Le juriste ne peut s’empêcher de penser, en lisant une Loi datée du 4 août 2008, à cette nuit du 4 août 1789 où les députés réunis à Versailles décidèrent d’abolir tous les privilèges et droits féodaux, instaurant l’égalité de tous les citoyens devant la loi. Ainsi, « désormais en France, la loi sera unique pour tous et pour chacun ». En ce début de 21ème siècle, nous rêvons parfois qu’unicité rime avec stabilité de la Loi, face à cette nouvelle vague de réformes estivales. Ainsi, en droit des sociétés, à une évolution des structures sociétaires viennent s’ajouter un changement de régime des fusions et des règles de gouvernance des sociétés faisant appel public à l’épargne, dont il convient de prendre la mesure.
I. Evolution des structures sociétaires
La Loi du 4 août 2008 (dite « LME ») restera sans doute dans les mémoires comme celle ayant enfin réalisé la société par actions simplifiée, voulue par ses initiateurs comme une forme de modèle type de la société commerciale.
Ainsi, à compter du 1er janvier 2009, le capital social minimal de 37.000 euros est remplacé par un « montant du capital social fixé par les statuts » (C. com., art. L. 277-2), l’obligation d’informer les actionnaires sur le nombre total de droits de vote après l’assemblée ordinaire étant supprimée.
Pour la SASU dont l’associé unique personne physique est également son président, celui-ci est dispensé de dépôt au greffe du rapport de gestion qui « devra être tenu à la disposition de toute personne qui en fera la demande » (C. com., art. L. 232.23) et peut approuver les comptes par procédure simplifiée de dépôt au RCS, dans les six mois de la clôture de l’exercice, « de l’inventaire et des comptes annuels dûment signés » (C. com., art. L. 227-9, al. 3). Ce dépôt simplifié des comptes est sans doute une fausse bonne idée : déposer l’inventaire risque de porter atteinte au secret des affaires et ne dispense pas le président du dépôt de l’affectation des résultats au greffe. L’utilité de la réforme semble donc se discuter.

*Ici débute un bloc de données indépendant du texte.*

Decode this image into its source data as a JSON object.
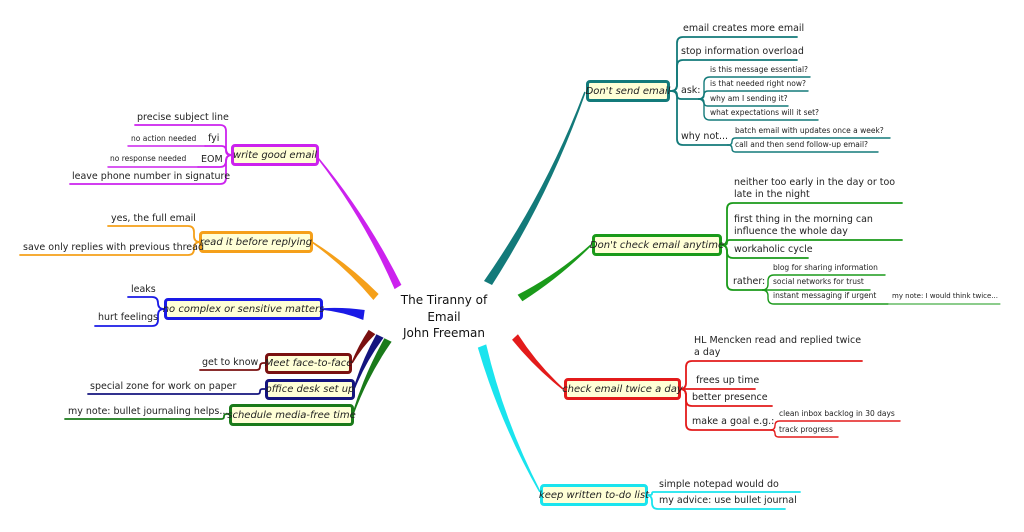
{
  "center": {
    "line1": "The Tiranny of",
    "line2": "Email",
    "line3": "John Freeman"
  },
  "branches": [
    {
      "label": "Don't send email",
      "color": "#137a7a",
      "children": [
        {
          "text": "email creates more email"
        },
        {
          "text": "stop information overload"
        },
        {
          "text": "ask:",
          "children": [
            "is this message essential?",
            "is that needed right now?",
            "why am I sending it?",
            "what expectations will it set?"
          ]
        },
        {
          "text": "why not...",
          "children": [
            "batch email with updates once a week?",
            "call and then send follow-up email?"
          ]
        }
      ]
    },
    {
      "label": "Don't check email anytime",
      "color": "#1a9a1a",
      "children": [
        {
          "text": "neither too early in the day or too late in the night"
        },
        {
          "text": "first thing in the morning can influence the whole day"
        },
        {
          "text": "workaholic cycle"
        },
        {
          "text": "rather:",
          "children": [
            "blog for sharing information",
            "social networks for trust",
            "instant messaging if urgent"
          ],
          "note": "my note: I would think twice..."
        }
      ]
    },
    {
      "label": "check email twice a day",
      "color": "#e31b1b",
      "children": [
        {
          "text": "HL Mencken read and replied twice a day"
        },
        {
          "text": "frees up time"
        },
        {
          "text": "better presence"
        },
        {
          "text": "make a goal e.g.:",
          "children": [
            "clean inbox backlog in 30 days",
            "track progress"
          ]
        }
      ]
    },
    {
      "label": "keep written to-do list",
      "color": "#1ae4ee",
      "children": [
        {
          "text": "simple notepad would do"
        },
        {
          "text": "my advice: use bullet journal"
        }
      ]
    },
    {
      "label": "write good email",
      "color": "#cc22ee",
      "children": [
        {
          "text": "precise subject line"
        },
        {
          "text": "fyi",
          "children": [
            "no action needed"
          ]
        },
        {
          "text": "EOM",
          "children": [
            "no response needed"
          ]
        },
        {
          "text": "leave phone number in signature"
        }
      ]
    },
    {
      "label": "read it before replying",
      "color": "#f5a01a",
      "children": [
        {
          "text": "yes, the full email"
        },
        {
          "text": "save only replies with previous thread"
        }
      ]
    },
    {
      "label": "no complex or sensitive matters",
      "color": "#1a1ae6",
      "children": [
        {
          "text": "leaks"
        },
        {
          "text": "hurt feelings"
        }
      ]
    },
    {
      "label": "Meet face-to-face",
      "color": "#7a1010",
      "children": [
        {
          "text": "get to know"
        }
      ]
    },
    {
      "label": "office desk set up",
      "color": "#14147e",
      "children": [
        {
          "text": "special zone for work on paper"
        }
      ]
    },
    {
      "label": "schedule media-free time",
      "color": "#1a7a1a",
      "children": [
        {
          "text": "my note: bullet journaling helps..."
        }
      ]
    }
  ]
}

Plus étonnante est l’introduction des actions inaliénables d’apports en industrie. « La société par actions simplifiée peut émettre des actions inaliénables résultant d’apports en industrie tels que définis à l’article 1843-2 du Code Civil » (C. com., art°L 227-1) dont les statuts, lors de la constitution de la société ou durant son existence, vont déterminer les modalités de souscription et leur répartition. Par définition, ces actions ne concourent pas à la formation du capital social mais donnent droit au partage des bénéfices et de l’actif net, à charge de contribuer aux pertes. Elles devront être réévaluées après un délai fixé par les statuts.
Cette évaluation, qui peut sembler étonnante dans la mesure où la valeur d’un apport s’apprécie généralement au coût historique, a justement pour objet de tenir compte d’une éventuelle évolution de la valeur de l’apport. Cette technique est inspirée du droit financier qui a déjà admis la rémunération d’apports en nature par des actions d’apport à valeur variable, sous réserve d’une validation de la méthode de variation par un commissaire aux apports. Transposant cette logique, on pourrait imaginer des clauses de variation statutaires dans des hypothèses qui s’y prêtent.
En ce qui concerne le contrôle des comptes, la nomination d’un commissaire aux comptes ne serait obligatoire que pour les SAS dépassant, à la clôture d’un exercice social, deux de seuils suivants (à fixer par Décret du Conseil d’Etat) : total du bilan de 1.000.000 d’euros, chiffre d’affaires hors taxe de 2.000.000 d’euros ou nombre moyen de salariés au cours de l’exercice supérieur à 20 . Si ces chiffres sont confirmés, ils seraient notoirement en dessous de ceux de la SARL et imposeraient un commissaire aux comptes plus rapidement dans les SAS que dans les SARL. Cette dispense ne concerne pas « les SAS qui contrôlent, au sens des II (contrôle conjoint) et III (contrôle exclusif), de l’article L. 233-16, une ou plusieurs sociétés, ou qui sont contrôlées, au sens des mêmes II et III, par une ou plusieurs sociétés ».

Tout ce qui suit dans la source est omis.